Formatting datasets for upload

From Fenix

Revision as of 14:05, 6 April 2009 by Grita (Talk | contribs)
(diff) ←Older revision | Current revision (diff) | Newer revision→ (diff)
Jump to: navigation, search

Dataset file format

  • In the Workstation, each dataset file must be uploaded together with a metadata file. Dataset files should prepared and saved in .csv format or comma-delimited text files. This is a type of data format in which each piece of data is separated by a comma, where each column value is separated by a comma from the next column and each row starts a new line. Users should format their datasets using the Excel templates provided in Appendix 1 and save the files as .csv by selecting the Save As>CSV (Comma delimited) (*.csv) option. (See a sample of a .csv dataset file below.)
  • Please note that due to current formatting restrictions in the Workstation you should avoid re-opening a .csv dataset file in Excel once it has been saved, as this would result in some loss of formatting, particularly of any codes beginning with 0 and of the dates. This problem should be resolved in subsequent releases.


What to do if you need to re-open or edit a previously saved .csv file in Excel

  • Currently some formatting issues still need to be resolved in the Workstation. This means that when a previously saved .csv dataset file is re-opened in Excel, some of the pre-defined formatting may be lost. It is therefore advisable to open .csv dataset files in text format (e.g. with Notepad or Textpad) to make any changes.
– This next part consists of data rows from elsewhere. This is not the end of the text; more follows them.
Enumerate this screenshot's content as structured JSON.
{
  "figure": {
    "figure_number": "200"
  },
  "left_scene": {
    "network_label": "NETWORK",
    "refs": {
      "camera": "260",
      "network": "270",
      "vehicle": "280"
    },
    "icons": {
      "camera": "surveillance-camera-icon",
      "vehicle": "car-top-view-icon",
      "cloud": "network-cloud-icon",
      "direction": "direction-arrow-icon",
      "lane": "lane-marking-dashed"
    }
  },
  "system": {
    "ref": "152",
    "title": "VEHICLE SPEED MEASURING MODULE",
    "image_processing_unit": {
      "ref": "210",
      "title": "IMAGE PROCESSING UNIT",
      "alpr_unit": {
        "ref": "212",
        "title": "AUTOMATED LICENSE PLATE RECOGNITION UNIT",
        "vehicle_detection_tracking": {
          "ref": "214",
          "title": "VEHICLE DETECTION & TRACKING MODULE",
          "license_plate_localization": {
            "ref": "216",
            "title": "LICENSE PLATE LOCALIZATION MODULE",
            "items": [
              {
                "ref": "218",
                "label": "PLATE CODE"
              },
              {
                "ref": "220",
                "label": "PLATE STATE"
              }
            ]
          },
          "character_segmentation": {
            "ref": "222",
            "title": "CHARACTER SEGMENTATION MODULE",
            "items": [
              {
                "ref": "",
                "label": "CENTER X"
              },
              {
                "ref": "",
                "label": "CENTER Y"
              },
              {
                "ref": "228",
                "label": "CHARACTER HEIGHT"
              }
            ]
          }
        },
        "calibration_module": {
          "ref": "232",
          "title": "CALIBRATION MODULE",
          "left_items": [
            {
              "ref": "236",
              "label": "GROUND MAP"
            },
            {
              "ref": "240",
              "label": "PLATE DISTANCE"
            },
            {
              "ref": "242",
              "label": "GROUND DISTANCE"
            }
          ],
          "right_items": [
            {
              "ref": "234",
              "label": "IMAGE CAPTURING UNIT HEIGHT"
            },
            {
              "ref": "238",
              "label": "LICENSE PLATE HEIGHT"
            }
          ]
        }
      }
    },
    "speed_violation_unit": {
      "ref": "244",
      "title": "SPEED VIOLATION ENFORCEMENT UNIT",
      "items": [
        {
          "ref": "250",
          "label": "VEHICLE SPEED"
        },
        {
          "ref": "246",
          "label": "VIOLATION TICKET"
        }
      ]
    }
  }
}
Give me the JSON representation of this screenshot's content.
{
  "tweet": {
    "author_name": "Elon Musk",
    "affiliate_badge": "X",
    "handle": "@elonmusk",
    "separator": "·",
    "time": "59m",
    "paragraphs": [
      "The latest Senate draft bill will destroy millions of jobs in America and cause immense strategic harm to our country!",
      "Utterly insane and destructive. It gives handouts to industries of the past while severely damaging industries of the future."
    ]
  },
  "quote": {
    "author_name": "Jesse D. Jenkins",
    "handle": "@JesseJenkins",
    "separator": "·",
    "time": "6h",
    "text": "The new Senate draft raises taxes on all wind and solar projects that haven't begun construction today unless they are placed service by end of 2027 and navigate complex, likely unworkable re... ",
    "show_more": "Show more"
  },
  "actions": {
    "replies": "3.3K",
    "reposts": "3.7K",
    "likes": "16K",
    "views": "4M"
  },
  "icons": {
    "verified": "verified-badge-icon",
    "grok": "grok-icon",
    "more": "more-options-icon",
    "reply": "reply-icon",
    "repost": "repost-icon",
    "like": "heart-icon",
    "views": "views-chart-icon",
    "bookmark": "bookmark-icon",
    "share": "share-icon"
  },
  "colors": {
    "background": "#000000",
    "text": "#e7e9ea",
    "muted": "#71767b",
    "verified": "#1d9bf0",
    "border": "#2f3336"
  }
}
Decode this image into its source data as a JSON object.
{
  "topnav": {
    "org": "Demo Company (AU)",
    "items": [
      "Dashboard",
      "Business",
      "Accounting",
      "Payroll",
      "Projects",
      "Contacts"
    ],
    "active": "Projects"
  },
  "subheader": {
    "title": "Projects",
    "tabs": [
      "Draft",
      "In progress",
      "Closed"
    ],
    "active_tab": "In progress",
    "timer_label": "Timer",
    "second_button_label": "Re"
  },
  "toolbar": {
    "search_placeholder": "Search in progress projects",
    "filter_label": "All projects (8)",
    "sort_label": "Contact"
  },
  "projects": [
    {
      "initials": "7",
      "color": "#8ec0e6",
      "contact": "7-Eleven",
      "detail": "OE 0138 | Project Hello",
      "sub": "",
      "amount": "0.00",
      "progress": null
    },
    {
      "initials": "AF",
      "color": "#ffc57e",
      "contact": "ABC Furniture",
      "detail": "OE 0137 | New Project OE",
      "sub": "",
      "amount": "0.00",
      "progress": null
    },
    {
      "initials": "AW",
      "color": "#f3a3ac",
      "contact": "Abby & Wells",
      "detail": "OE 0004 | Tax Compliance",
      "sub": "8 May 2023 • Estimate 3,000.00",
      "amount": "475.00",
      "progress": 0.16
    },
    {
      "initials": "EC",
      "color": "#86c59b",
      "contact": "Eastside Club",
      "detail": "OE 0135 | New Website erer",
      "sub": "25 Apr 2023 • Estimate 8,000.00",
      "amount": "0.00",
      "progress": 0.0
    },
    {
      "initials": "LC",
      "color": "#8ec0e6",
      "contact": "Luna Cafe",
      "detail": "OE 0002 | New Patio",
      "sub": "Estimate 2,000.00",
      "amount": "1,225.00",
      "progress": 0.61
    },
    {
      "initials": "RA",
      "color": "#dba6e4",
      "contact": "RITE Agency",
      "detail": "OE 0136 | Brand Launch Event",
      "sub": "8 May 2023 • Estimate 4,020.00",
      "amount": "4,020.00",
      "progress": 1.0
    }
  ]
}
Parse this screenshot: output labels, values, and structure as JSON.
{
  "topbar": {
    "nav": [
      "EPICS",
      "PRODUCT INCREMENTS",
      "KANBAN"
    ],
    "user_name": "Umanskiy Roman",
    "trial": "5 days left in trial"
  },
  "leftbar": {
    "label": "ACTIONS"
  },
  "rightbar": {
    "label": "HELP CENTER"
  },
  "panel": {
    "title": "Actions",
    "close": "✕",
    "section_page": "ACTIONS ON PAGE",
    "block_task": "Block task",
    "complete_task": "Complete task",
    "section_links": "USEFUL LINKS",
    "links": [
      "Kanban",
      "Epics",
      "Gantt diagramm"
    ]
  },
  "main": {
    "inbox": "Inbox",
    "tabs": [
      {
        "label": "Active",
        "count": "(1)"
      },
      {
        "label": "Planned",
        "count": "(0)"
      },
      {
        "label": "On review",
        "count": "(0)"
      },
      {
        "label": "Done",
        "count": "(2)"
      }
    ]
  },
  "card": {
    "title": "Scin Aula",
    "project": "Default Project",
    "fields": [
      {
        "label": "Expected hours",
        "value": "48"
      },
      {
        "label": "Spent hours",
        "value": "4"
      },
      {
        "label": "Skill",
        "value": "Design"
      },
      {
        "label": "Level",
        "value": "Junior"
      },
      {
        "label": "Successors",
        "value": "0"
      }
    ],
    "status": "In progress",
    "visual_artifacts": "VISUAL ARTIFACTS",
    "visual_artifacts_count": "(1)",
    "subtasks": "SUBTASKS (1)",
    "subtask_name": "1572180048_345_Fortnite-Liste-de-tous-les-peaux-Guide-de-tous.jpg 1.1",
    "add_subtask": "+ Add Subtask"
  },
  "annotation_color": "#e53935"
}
However, should you need to re-open a previously formatted .csv file in Excel, it will be necessary to re-enter any codes beginning with 0, and reformat the date column as YYYY-MM-DD. To do this, right-click on the selected date column and select Format Cells>number tab>date format yyyy-mm-dd.


Dataset types

  • Several dataset types can be loaded in the Workstation. Refer to Appendix 1 for specifications of the Column headers for each dataset and to download the .xls templates for preparation of the datasets to be uploaded. For dataset files, the first row should contain the column headers, and the next rows the data content. Column headers must be the same for all datasets of a same type, and follow the given order.


Image:Sample_dataset.png


Metadata files

  • All dataset files must be accompanied by a metadata file containing information about the data. The metadata file is in .xml format and is generated automatically by the metadata editor (See Running the Metadata Editor). No naming conventions currently apply to datasets, however metadata files must be named with the same name of the dataset they refer to with the addition of the ending "_Metadata".